Mais aussi beaucoup de points communs : mus par la visée de mobiliser les opinions publiques et d’agir ainsi sur le politique, ces cyclones transforment aussi l’économique, le social, le culturel… Ils sont à la fois perturbateurs et stimulants. Ils peuvent apporter des concepts pertinents – par exemple, le développement durable – et charrier de menaçantes nuées. Enfin, ceux qui participent de la dynamique des cyclones sont convaincus d’exprimer la Vérité.
Le premier cyclone a finalement tourné court. Le second a exercé un impact culturel et social considérable et dont le troisième constitue, à certains égards, une nouvelle déclinaison. Le premier et le second poursuivent de nos jours une existence discrète, n’abandonnant pas l’espoir de ressurgir.
S’intéresse-t-on assez à la « météorologie » particulière de ces phénomènes ?

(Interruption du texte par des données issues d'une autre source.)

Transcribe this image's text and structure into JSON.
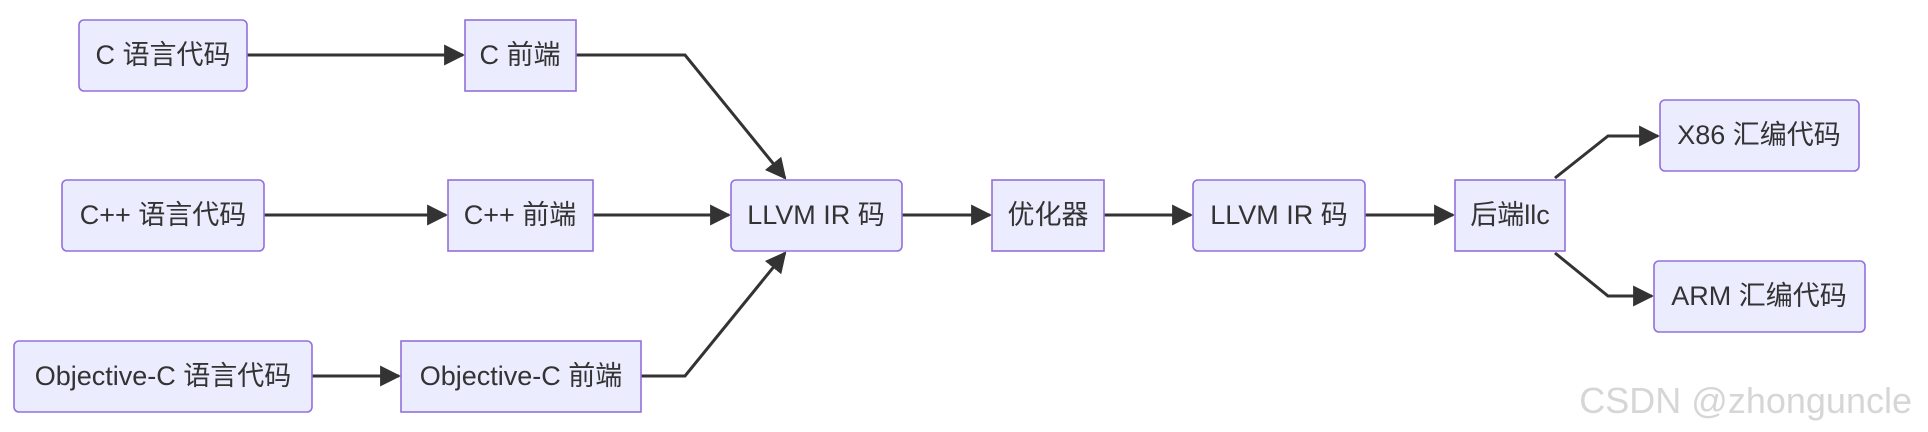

Le regard en arrière révèle qu’ils présentent tous un caractère cyclique : dans leur surgissement (tous les quarts de siècle environ), dans leur déroulement (dix à quinze années), avec des périodes d’accalmie.
Il met en lumière des parallélismes. L’invitation à la prise de conscience et à l’action qui figurait dans l’article d’Edgar Morin, du Monde du 1er janvier 2003, n’était pas différent, toutes choses égales par ailleurs, des appels, en leur temps, de Jean-Paul Sartre et de Daniel Cohn-Bendit. Il y a un facteur générationnel : des jeunes issus de la Guerre et de certains milieux de la Résistance pour le premier ; ceux du baby boom abordant les études supérieures pour le deuxième ; des jeunes d’aujourd’hui pour le troisième. Et enfin, chaque cyclone a un « œil » qui est pour l’essentiel le même : l’université, des médias, des intellectuels (et des ouvriers pour le premier).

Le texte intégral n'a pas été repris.